The following are examples of herniation syndromes related to the supratentorial compartments. A lesion in one cerebral hemisphere may expand toward the midline, deform the falx cerebri, and force the cingulate gyrus under the edge of the falx into the opposite hemisphere; this is a subfalcine or cingulate herniation. In this example, the deficits may reflect occlusion of the adjacent anterior cerebral artery. Central (or transtentorial) herniation is the situation in which the diencephalon is forced downward through the tentorial incisure or notch. This is a neurologic emergency, and in about 90% of patients there is serious disability or death. Uncal herniation is the case when a rapidly expanding lesion, usually a hematoma, forces the uncus, a medial structure of the temporal lobe, over the edge of the tentorium cerebelli with resultant damage to the midbrain. The most common deficits are (1) a decreased level of consciousness, (2) dilation of the pupil and a loss of most eye movement reflecting damage to the ipsilateral oculomotor nerve, and (3) a contralateral hemiplegia reflecting damage to the descending corticospinal fibers. However, this early stage is likely to be followed by serious complications or death.

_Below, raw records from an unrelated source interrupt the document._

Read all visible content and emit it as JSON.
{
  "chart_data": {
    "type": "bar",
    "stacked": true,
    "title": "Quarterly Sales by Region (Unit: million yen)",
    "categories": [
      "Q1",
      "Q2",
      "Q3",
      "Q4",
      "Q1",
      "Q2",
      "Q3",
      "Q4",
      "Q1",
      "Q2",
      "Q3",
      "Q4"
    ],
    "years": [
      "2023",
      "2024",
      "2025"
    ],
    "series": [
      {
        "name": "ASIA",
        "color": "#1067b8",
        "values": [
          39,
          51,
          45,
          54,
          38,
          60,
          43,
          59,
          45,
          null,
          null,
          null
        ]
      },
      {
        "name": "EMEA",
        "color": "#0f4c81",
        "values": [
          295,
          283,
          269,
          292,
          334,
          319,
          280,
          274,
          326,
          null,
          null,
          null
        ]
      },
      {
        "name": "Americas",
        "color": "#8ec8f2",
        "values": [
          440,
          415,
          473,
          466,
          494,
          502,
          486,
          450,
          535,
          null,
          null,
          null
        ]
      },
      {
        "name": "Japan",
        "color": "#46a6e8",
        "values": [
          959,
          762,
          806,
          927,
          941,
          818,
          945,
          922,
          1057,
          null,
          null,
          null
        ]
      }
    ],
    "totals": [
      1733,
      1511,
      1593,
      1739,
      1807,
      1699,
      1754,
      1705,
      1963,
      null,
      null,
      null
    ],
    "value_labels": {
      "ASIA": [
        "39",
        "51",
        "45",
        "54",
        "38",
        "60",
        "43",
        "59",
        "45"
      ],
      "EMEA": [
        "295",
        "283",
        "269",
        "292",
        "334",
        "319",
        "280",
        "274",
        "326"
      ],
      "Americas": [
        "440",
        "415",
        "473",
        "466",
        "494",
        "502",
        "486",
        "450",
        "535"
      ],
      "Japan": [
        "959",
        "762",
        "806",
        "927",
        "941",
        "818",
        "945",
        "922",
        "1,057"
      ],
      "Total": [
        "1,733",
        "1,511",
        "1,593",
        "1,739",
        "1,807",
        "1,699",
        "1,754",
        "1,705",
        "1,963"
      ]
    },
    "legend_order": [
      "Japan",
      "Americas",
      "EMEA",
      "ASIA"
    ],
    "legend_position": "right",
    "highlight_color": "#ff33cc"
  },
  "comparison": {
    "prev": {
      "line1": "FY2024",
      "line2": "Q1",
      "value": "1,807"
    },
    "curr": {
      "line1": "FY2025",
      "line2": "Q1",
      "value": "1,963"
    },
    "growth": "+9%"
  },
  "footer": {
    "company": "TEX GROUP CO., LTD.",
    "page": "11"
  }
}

Examples of herniation syndromes related to the infratentorial compartment include upward cerebellar herniation and tonsillar herniation. In upward cerebellar herniation, a mass or pressure increase in the posterior fossa may force the cerebellum upward through the tentorial incisura, inflicting damage to the midbrain. In tonsillar herniation, the tonsils of the cerebellum are forced downward into and possibly through the foramen magnum. The resulting pressure on the medulla may damage respiratory centers and result in sudden death. All of the herniation syndromes are potentially serious, and all measures should be taken to avoid their occurrence.